Bank Indonesia (BI) diproyeksi bakal menaikkan kembali suku bunga acuan atau BI Rate sebesar 50 basis poin (bps) di sisa tahun 2026 akibat tingginya tekanan terhadap nilai tukar rupiah dan risiko inflasi, Kamis (21/5/2026).
Proyeksi ini muncul setelah bank sentral resmi mengerek BI Rate sebesar 50 bps menjadi 5,25% dalam Rapat Dewan Gubernur (RDG) Mei 2026, dilansir dari Nasional. Kenaikan tersebut merupakan yang pertama kalinya sejak April 2024.
Kepala Ekonom Bank Central Asia (BCA) David Sumual memperkirakan posisi BI Rate berpotensi menyentuh level sekitar 5,75% hingga akhir tahun ini demi menjaga stabilitas mata uang. Penyesuaian ini juga dibarengi dengan penurunan batas pembelian valuta asing tanpa underlying transaction dari US$ 50.000 menjadi US$ 25.000.
"Dengan mempertimbangkan seluruh faktor tersebut, kami merevisi naik proyeksi BI Rate akhir 2026 sebesar tambahan 50 bps dari level saat ini," ujar Kepala Ekonom Bank Central Asia (BCA) David Sumual dalam laporannya, Kamis (21/5/2026).
Tekanan depresiasi terhadap rupiah dinilai cukup besar karena melemah sekitar 2,5% hingga 3,1% dibandingkan posisi saat rapat BI sebelumnya. Kondisi tersebut membuat ruang gerak bank sentral menjadi semakin terbatas.
"Singkatnya, seluruh kebijakan ini berfokus pada stabilisasi rupiah," kata David Sumual.
Pengetatan moneter sebenarnya sudah tercermin di pasar sebelum pengumuman resmi kenaikan BI Rate. Hal ini ditunjukkan oleh kenaikan imbal hasil Surat Berharga Negara (SBN) dan Sekuritas Rupiah Bank Indonesia (SRBI) sejak awal tahun.

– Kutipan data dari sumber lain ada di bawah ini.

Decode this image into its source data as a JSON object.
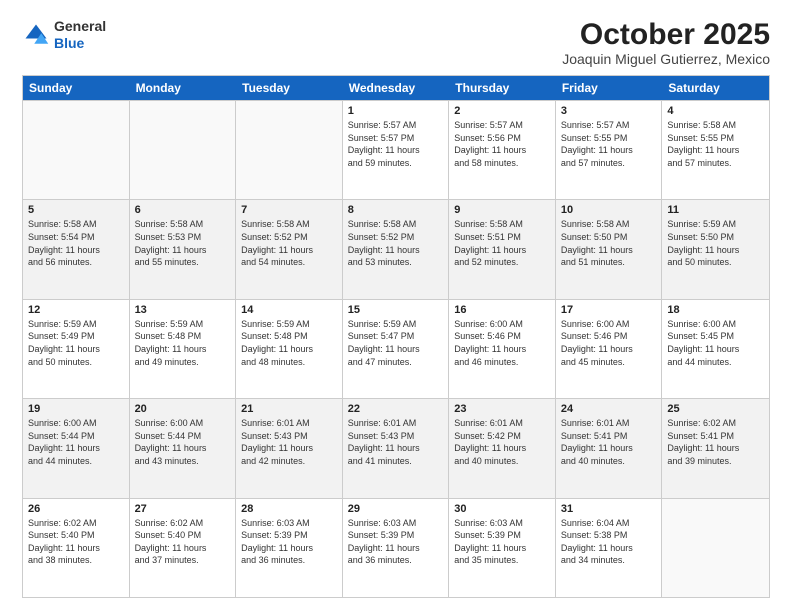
{
  "logo": {
    "general": "General",
    "blue": "Blue"
  },
  "title": "October 2025",
  "location": "Joaquin Miguel Gutierrez, Mexico",
  "days_of_week": [
    "Sunday",
    "Monday",
    "Tuesday",
    "Wednesday",
    "Thursday",
    "Friday",
    "Saturday"
  ],
  "weeks": [
    {
      "shaded": false,
      "cells": [
        {
          "day": "",
          "info": ""
        },
        {
          "day": "",
          "info": ""
        },
        {
          "day": "",
          "info": ""
        },
        {
          "day": "1",
          "info": "Sunrise: 5:57 AM\nSunset: 5:57 PM\nDaylight: 11 hours\nand 59 minutes."
        },
        {
          "day": "2",
          "info": "Sunrise: 5:57 AM\nSunset: 5:56 PM\nDaylight: 11 hours\nand 58 minutes."
        },
        {
          "day": "3",
          "info": "Sunrise: 5:57 AM\nSunset: 5:55 PM\nDaylight: 11 hours\nand 57 minutes."
        },
        {
          "day": "4",
          "info": "Sunrise: 5:58 AM\nSunset: 5:55 PM\nDaylight: 11 hours\nand 57 minutes."
        }
      ]
    },
    {
      "shaded": true,
      "cells": [
        {
          "day": "5",
          "info": "Sunrise: 5:58 AM\nSunset: 5:54 PM\nDaylight: 11 hours\nand 56 minutes."
        },
        {
          "day": "6",
          "info": "Sunrise: 5:58 AM\nSunset: 5:53 PM\nDaylight: 11 hours\nand 55 minutes."
        },
        {
          "day": "7",
          "info": "Sunrise: 5:58 AM\nSunset: 5:52 PM\nDaylight: 11 hours\nand 54 minutes."
        },
        {
          "day": "8",
          "info": "Sunrise: 5:58 AM\nSunset: 5:52 PM\nDaylight: 11 hours\nand 53 minutes."
        },
        {
          "day": "9",
          "info": "Sunrise: 5:58 AM\nSunset: 5:51 PM\nDaylight: 11 hours\nand 52 minutes."
        },
        {
          "day": "10",
          "info": "Sunrise: 5:58 AM\nSunset: 5:50 PM\nDaylight: 11 hours\nand 51 minutes."
        },
        {
          "day": "11",
          "info": "Sunrise: 5:59 AM\nSunset: 5:50 PM\nDaylight: 11 hours\nand 50 minutes."
        }
      ]
    },
    {
      "shaded": false,
      "cells": [
        {
          "day": "12",
          "info": "Sunrise: 5:59 AM\nSunset: 5:49 PM\nDaylight: 11 hours\nand 50 minutes."
        },
        {
          "day": "13",
          "info": "Sunrise: 5:59 AM\nSunset: 5:48 PM\nDaylight: 11 hours\nand 49 minutes."
        },
        {
          "day": "14",
          "info": "Sunrise: 5:59 AM\nSunset: 5:48 PM\nDaylight: 11 hours\nand 48 minutes."
        },
        {
          "day": "15",
          "info": "Sunrise: 5:59 AM\nSunset: 5:47 PM\nDaylight: 11 hours\nand 47 minutes."
        },
        {
          "day": "16",
          "info": "Sunrise: 6:00 AM\nSunset: 5:46 PM\nDaylight: 11 hours\nand 46 minutes."
        },
        {
          "day": "17",
          "info": "Sunrise: 6:00 AM\nSunset: 5:46 PM\nDaylight: 11 hours\nand 45 minutes."
        },
        {
          "day": "18",
          "info": "Sunrise: 6:00 AM\nSunset: 5:45 PM\nDaylight: 11 hours\nand 44 minutes."
        }
      ]
    },
    {
      "shaded": true,
      "cells": [
        {
          "day": "19",
          "info": "Sunrise: 6:00 AM\nSunset: 5:44 PM\nDaylight: 11 hours\nand 44 minutes."
        },
        {
          "day": "20",
          "info": "Sunrise: 6:00 AM\nSunset: 5:44 PM\nDaylight: 11 hours\nand 43 minutes."
        },
        {
          "day": "21",
          "info": "Sunrise: 6:01 AM\nSunset: 5:43 PM\nDaylight: 11 hours\nand 42 minutes."
        },
        {
          "day": "22",
          "info": "Sunrise: 6:01 AM\nSunset: 5:43 PM\nDaylight: 11 hours\nand 41 minutes."
        },
        {
          "day": "23",
          "info": "Sunrise: 6:01 AM\nSunset: 5:42 PM\nDaylight: 11 hours\nand 40 minutes."
        },
        {
          "day": "24",
          "info": "Sunrise: 6:01 AM\nSunset: 5:41 PM\nDaylight: 11 hours\nand 40 minutes."
        },
        {
          "day": "25",
          "info": "Sunrise: 6:02 AM\nSunset: 5:41 PM\nDaylight: 11 hours\nand 39 minutes."
        }
      ]
    },
    {
      "shaded": false,
      "cells": [
        {
          "day": "26",
          "info": "Sunrise: 6:02 AM\nSunset: 5:40 PM\nDaylight: 11 hours\nand 38 minutes."
        },
        {
          "day": "27",
          "info": "Sunrise: 6:02 AM\nSunset: 5:40 PM\nDaylight: 11 hours\nand 37 minutes."
        },
        {
          "day": "28",
          "info": "Sunrise: 6:03 AM\nSunset: 5:39 PM\nDaylight: 11 hours\nand 36 minutes."
        },
        {
          "day": "29",
          "info": "Sunrise: 6:03 AM\nSunset: 5:39 PM\nDaylight: 11 hours\nand 36 minutes."
        },
        {
          "day": "30",
          "info": "Sunrise: 6:03 AM\nSunset: 5:39 PM\nDaylight: 11 hours\nand 35 minutes."
        },
        {
          "day": "31",
          "info": "Sunrise: 6:04 AM\nSunset: 5:38 PM\nDaylight: 11 hours\nand 34 minutes."
        },
        {
          "day": "",
          "info": ""
        }
      ]
    }
  ]
}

Kebijakan kali ini dipandang lebih menyerupai sinyal forward guidance yang terlambat atau behind the curve untuk mengendalikan likuiditas. Kendati demikian, BI dinilai masih memiliki ruang pengetatan karena pertumbuhan kredit perbankan masih tinggi di level 9,98% secara tahunan pada April 2026.
Namun, sejumlah indikator awal seperti pelemahan Purchasing ManagersÔÇÖ Index (PMI) mulai mengindikasikan adanya perlambatan ekonomi. Langkah BI menaikkan suku bunga ini juga bertolak belakang dengan arahan Presiden yang meminta bank BUMN menurunkan bunga kredit bagi masyarakat berpenghasilan rendah.
Ketidakselarasan arah kebijakan juga terlihat pada langkah Kementerian Keuangan yang menahan kenaikan imbal hasil obligasi pemerintah melalui bond stabilization fund di tengah pengetatan likuiditas oleh BI. Pemerintah disarankan tetap pro pertumbuhan dengan mengendalikan defisit fiskal agar arus modal asing tidak keluar.
Di sisi lain, pembentukan PT Danantara Sumber Daya Indonesia sebagai badan eksportir tunggal batu bara dan kelapa sawit dipandang sebagai upaya mendongkrak likuiditas devisa demi rupiah. Namun, dampak kebijakan ini terhadap eksportir dan keseimbangan pasar masih harus dicermati.
Langkah kenaikan 50 bps ini dinilai pasar sebagai sinyal positif terhadap independensi bank sentral. Kebijakan tersebut mencerminkan bahwa BI melihat risiko inflasi serta tekanan rupiah masih cukup tinggi dalam jangka pendek hingga menengah.
Risiko imported inflation, potensi kenaikan harga BBM, serta gangguan pasokan pangan akibat fenomena El Nino menjadi faktor-faktor pendorong utama. Tantangan-tantangan tersebut diprediksi membuat BI tetap mempertahankan kebijakan suku bunga tinggi hingga akhir tahun.